Panelists identified several recurring, actionable themes: - Multi‑payer alignment: Panelists repeatedly recommended aligning incentives across Medicare, Medicaid and commercial payers — or using global budgets that pool dollars across payers — to reduce conflicting signals and make population‑level financing predictable for providers. - Faster, more certain payments: Multiple speakers said long lags between performance and shared‑savings payment are a practical barrier for independent practices; bridging cash‑flow timing was described as a prerequisite for many groups’ participation. - Technical assistance and longer lead times: Rural and smaller providers need hands‑on technical assistance, analytic support and longer implementation lead times to evaluate and operationalize participation, panelists said. Panelists pointed to the burden of complex applications and the need for dedicated support to assess risk and resources required to join models. - Program design details: Attribution rules, risk‑adjustment methods, carve‑outs, episode definitions and the scope of allowable waivers (for services such as transportation or non‑medical supports) all affect whether a clinically feasible path to savings exists for a given provider mix. - Local, tailored models for rural communities: Several panelists highlighted the Pennsylvania rural health global‑budget demonstration as an example that preserved rural hospital operations while requiring transformation planning, and urged models that recognize low volume and thin margins in many rural settings. - Data interoperability and standardized metrics: Panelists called for common measure sets, risk‑adjustment approaches and shared data constructs across payers to reduce administrative burden.
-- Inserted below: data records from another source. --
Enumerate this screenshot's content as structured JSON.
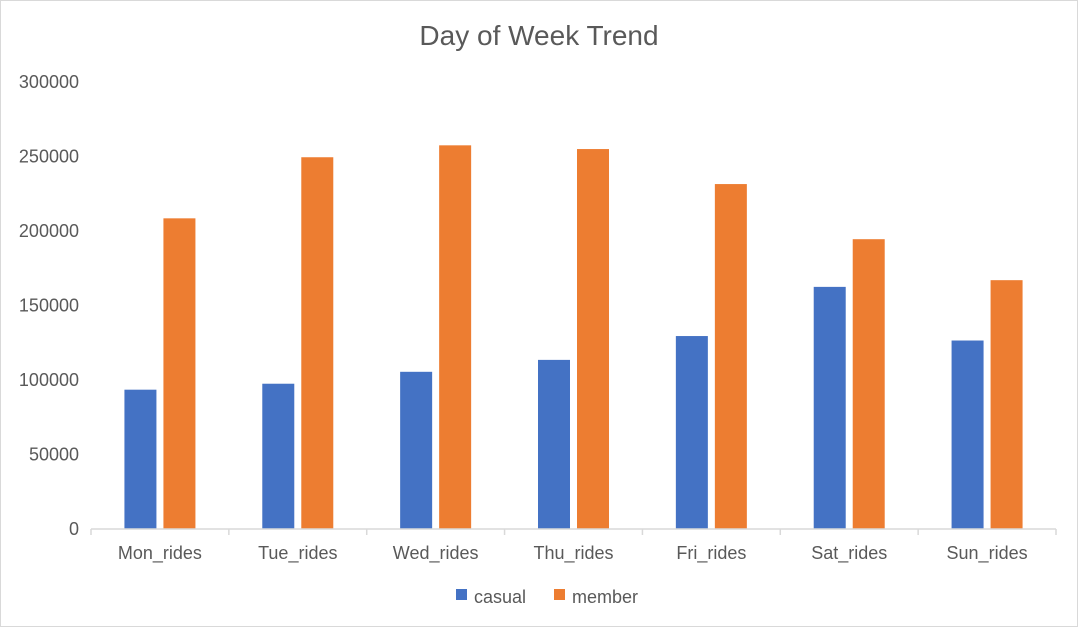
{
  "chart_data": {
    "type": "bar",
    "title": "Day of Week Trend",
    "xlabel": "",
    "ylabel": "",
    "categories": [
      "Mon_rides",
      "Tue_rides",
      "Wed_rides",
      "Thu_rides",
      "Fri_rides",
      "Sat_rides",
      "Sun_rides"
    ],
    "series": [
      {
        "name": "casual",
        "color": "#4472C4",
        "values": [
          93500,
          97500,
          105500,
          113500,
          129500,
          162500,
          126500
        ]
      },
      {
        "name": "member",
        "color": "#ED7D31",
        "values": [
          208500,
          249500,
          257500,
          255000,
          231500,
          194500,
          167000
        ]
      }
    ],
    "ylim": [
      0,
      300000
    ],
    "yticks": [
      "0",
      "50000",
      "100000",
      "150000",
      "200000",
      "250000",
      "300000"
    ],
    "grid": false,
    "legend_position": "bottom"
  }
}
Panelists also discussed operational examples. Advocate described a nested nephrology model that established a three‑year baseline for a 3,000‑member panel and reported earlier reductions in readmissions and increased transplant activity after shared investment in care management. Panelists offered contrasting examples where episode or oncology models failed to show a “clinically feasible path” to savings because inpatient costs dominate the episode price even when avoidable stays are minimized.
Committee members and panelists agreed there is no single silver bullet. Suggestions ranged from modest changes — such as TIN+NPI attribution and longer lead times for new model launches — to broader reforms, including national‑level investments in infrastructure analogous to past federal programs that accelerated electronic health record adoption. Panelists also emphasized that distribution of shared savings to frontline clinicians should be clear and timely and that team‑based payment approaches should include advanced practice providers and care teams, not just physicians.
The panel did not take formal votes. The session concluded with the committee adjourning for a lunch break and planning follow‑up listening sessions on implementation barriers and organization‑level supports.